Third/Fourth Quarter 2017
Solar CITIES conducts a 12-14 day community build and integration project (including greenhouses and potentially Jurgen Klienwachter's SunPulse Stirling Engine to provide electricity and cooling energy)
Solar CITIES conducts a follow-up visit to the first two IBC home-scale systems, in order to build a larger (10m3 or larger), community-level system capable of handling market food wastes and collective toilet waste. This system is integrated with larger community garden and water cleansing interventions, and can possibly be integrated with the SunPulse.
First/Second Quarter 2018
Solar CITIES conducts a 7-day visit, preferably timed to bring together the other systems integration trainers to present the pilot as a holistic working demonstration and replicate the community digester The team discusses lessons learned from the last community build and addresses any tweaks/changes/innovations that may be needed.
Third Quarter 2018
Non-local Solar CITIES team makes one more site visit to check biodigester performance, address any biology/material/process breakdowns, and resolve any long-term care and operations issues.
Local trainers are assisted in conducting their own workshop/training for the deployment of an additional community-sized digester/garden system (we assume a demand for such decentralized system will grow as they are seen).
Translation of educational/training materials and construction guides into Arabic begins. The finished materials include text and photos with video and 3D animation. Translation and production are done in house and shared digitally.
According to the World Health Organization (WHO), globally around three billion people cook and heat their homes using open fires and simple stoves burning biomass (primarily wood, animal dung, and crop waste) and coal. More than four million people die prematurely from illness attributable to the household air pollution that results from cooking with solid fuels. The highest percentage of these deaths affect women and children; more than 50% of premature deaths due to pneumonia among children under the age of five are caused by the particulate matter inhaled from household air pollution.
Many of those forced to cook and heat their dwellings this way are refugees. This population currently includes some 43 million victims of conflict and persecution worldwide, 4.8 million of whom have been displaced by the ongoing Syrian Civil War. This total comprises those individuals who have fled their countries, as well as those who remain displaced by conflict inside their own homelands (i.e. internally displaced people).
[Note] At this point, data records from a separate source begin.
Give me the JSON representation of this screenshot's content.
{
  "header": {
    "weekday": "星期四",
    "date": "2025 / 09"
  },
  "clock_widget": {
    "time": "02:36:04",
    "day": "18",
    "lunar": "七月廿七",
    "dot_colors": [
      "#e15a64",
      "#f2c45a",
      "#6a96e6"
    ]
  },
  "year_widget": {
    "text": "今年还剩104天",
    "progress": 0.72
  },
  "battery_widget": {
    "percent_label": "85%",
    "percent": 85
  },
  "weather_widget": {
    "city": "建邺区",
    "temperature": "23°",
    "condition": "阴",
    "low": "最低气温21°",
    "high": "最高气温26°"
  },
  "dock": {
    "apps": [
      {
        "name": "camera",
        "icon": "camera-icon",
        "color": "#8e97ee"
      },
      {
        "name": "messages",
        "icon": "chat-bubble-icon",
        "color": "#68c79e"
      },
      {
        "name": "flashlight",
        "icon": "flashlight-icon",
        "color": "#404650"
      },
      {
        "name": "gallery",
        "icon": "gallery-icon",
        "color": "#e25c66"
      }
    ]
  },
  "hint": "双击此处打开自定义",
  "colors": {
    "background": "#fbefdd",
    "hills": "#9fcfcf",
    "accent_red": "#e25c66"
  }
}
In many countries, traveling long distances (through sometimes dangerous areas) in search of cooking fuel has become the norm. Because men are more likely to work in the field or elsewhere outside the home, the responsibility for collecting cooking fuel often falls to women and children, placing them at an undue risk.
Whats more, the consumption of cooking and heating fuel on such a large scale causes devastating levels of deforestation, which is naturally followed by soil degradation, erosion, water contamination, and desertification.
Taken together, these factors indicate a growing need for self-sufficiency among the worlds refugees and those who are forced to use solid fuel. Solar CITIES shows how biogas, a clean cooking fuel, can improve individual and community safety while significantly reducing the effects of deforestation.